Silk fibroin-based piezoelectric nanofibrous scaffolds for rapid wound healing.

Abstract

Piezoelectric polymer nanofibers are attracting increasing attention in the stimulation of cell growth and proliferation in tissue engineering and wound healing applications. However, their intrinsic non-biodegradability in vivo hinders widespread applications in the biological fields. Herein, we designed, synthesized and characterized composite materials of silk fibroin (SF)/LiNbO3 (LN) nanoparticles/MWCNTs by electrospinning technology, which displayed good biocompatibility and comparable piezoelectric properties with an output current of up to 15 nA and output voltage of up to 0.6 V under pressure stimulation, remaining stable after 200 cycles of pressure release without significant decay.

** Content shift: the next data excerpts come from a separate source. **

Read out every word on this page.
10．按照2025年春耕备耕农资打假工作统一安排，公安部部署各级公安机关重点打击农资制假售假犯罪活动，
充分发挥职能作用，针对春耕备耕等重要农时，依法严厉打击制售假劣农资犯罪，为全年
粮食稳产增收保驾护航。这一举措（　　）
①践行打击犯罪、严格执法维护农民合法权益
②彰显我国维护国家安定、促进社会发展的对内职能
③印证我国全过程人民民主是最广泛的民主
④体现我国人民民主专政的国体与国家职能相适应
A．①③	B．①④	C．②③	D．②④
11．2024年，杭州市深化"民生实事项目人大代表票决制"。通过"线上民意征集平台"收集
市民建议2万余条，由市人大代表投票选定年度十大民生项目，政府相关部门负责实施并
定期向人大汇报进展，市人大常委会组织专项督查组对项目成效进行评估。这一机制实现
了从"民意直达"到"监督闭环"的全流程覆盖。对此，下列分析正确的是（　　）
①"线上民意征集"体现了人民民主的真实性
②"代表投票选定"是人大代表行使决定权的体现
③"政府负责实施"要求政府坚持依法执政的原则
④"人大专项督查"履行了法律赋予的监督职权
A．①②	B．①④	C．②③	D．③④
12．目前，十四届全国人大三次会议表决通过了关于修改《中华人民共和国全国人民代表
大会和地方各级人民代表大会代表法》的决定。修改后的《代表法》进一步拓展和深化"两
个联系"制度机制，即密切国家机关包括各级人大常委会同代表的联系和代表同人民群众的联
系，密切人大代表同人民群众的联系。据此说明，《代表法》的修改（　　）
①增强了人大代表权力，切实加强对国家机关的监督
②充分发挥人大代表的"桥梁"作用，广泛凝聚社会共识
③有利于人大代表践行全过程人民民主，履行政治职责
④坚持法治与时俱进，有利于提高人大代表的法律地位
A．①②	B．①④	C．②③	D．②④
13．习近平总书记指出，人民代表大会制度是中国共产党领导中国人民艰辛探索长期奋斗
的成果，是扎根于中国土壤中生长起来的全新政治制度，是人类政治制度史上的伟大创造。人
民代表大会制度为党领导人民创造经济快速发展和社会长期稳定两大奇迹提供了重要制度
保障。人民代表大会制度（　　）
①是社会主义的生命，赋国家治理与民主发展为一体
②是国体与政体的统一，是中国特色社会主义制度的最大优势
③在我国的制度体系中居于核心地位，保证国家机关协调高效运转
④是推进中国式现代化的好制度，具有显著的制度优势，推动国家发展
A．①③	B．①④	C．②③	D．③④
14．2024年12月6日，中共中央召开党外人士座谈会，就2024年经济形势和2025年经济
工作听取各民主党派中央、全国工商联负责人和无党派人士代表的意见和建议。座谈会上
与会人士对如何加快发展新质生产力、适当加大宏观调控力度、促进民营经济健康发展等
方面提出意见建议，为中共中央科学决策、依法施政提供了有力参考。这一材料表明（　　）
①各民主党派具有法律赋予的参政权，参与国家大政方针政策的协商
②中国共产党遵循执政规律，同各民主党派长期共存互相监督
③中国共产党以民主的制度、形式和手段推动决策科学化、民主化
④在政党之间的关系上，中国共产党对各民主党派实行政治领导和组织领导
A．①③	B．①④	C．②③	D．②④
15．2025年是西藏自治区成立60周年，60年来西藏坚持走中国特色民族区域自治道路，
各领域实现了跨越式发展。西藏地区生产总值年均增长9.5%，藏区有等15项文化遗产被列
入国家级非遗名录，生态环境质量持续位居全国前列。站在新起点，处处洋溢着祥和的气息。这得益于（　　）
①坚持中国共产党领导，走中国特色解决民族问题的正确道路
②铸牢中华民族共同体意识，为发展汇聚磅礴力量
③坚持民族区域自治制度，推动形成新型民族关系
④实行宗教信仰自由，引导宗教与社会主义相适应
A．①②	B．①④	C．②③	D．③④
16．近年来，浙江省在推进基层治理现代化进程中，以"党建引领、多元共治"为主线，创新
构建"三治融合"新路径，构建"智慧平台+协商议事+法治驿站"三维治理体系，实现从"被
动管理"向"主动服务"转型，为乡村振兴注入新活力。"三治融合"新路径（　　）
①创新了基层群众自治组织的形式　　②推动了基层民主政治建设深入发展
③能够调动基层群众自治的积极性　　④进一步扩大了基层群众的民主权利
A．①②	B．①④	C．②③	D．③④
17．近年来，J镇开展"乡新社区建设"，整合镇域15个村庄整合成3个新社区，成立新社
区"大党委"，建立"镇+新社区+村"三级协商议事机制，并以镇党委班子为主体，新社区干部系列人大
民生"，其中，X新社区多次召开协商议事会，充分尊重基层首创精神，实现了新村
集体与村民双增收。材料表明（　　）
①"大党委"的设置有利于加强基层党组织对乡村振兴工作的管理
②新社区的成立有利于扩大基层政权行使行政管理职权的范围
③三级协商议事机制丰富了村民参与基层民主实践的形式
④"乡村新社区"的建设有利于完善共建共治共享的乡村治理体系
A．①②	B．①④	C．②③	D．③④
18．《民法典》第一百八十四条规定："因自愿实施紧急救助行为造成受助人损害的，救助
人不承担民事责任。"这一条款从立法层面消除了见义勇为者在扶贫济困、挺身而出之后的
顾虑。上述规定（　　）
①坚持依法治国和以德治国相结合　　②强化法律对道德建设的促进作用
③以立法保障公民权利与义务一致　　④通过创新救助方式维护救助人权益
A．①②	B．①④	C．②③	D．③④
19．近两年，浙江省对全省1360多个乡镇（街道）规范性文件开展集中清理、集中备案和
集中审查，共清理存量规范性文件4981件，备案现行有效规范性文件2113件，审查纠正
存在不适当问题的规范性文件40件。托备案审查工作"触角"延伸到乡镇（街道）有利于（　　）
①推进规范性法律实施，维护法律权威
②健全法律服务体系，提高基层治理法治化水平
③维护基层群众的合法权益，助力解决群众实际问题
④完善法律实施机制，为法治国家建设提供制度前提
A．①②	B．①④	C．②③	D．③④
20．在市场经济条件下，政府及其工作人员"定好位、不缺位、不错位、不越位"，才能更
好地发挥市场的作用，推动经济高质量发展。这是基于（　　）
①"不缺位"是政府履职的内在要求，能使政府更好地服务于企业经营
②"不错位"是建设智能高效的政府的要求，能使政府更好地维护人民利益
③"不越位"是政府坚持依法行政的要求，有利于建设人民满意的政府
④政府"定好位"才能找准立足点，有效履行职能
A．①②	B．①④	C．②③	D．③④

Meanwhile, the mechanical properties of the LN/CNTs/SF-nanofiber scaffolds (SF-NFSs) are also enhanced, with a tensile strength reaching 12.84 MPa and an elongation at break reaching 80.07%. Importantly, in vitro cell proliferation experiments showed that the LN/CNTs/SF-NFSs promoted cell proliferation at a rate of 43%. Accordingly, the mouse wound healing experiments further indicated that they could accelerate the healing of skin wounds in mice that were continuously moving. Therefore, SF-based piezoelectric nanofibrous scaffolds exhibit potential for use in rapid wound healing and this sheds light on smart treatment for tissue engineering in biomedicine.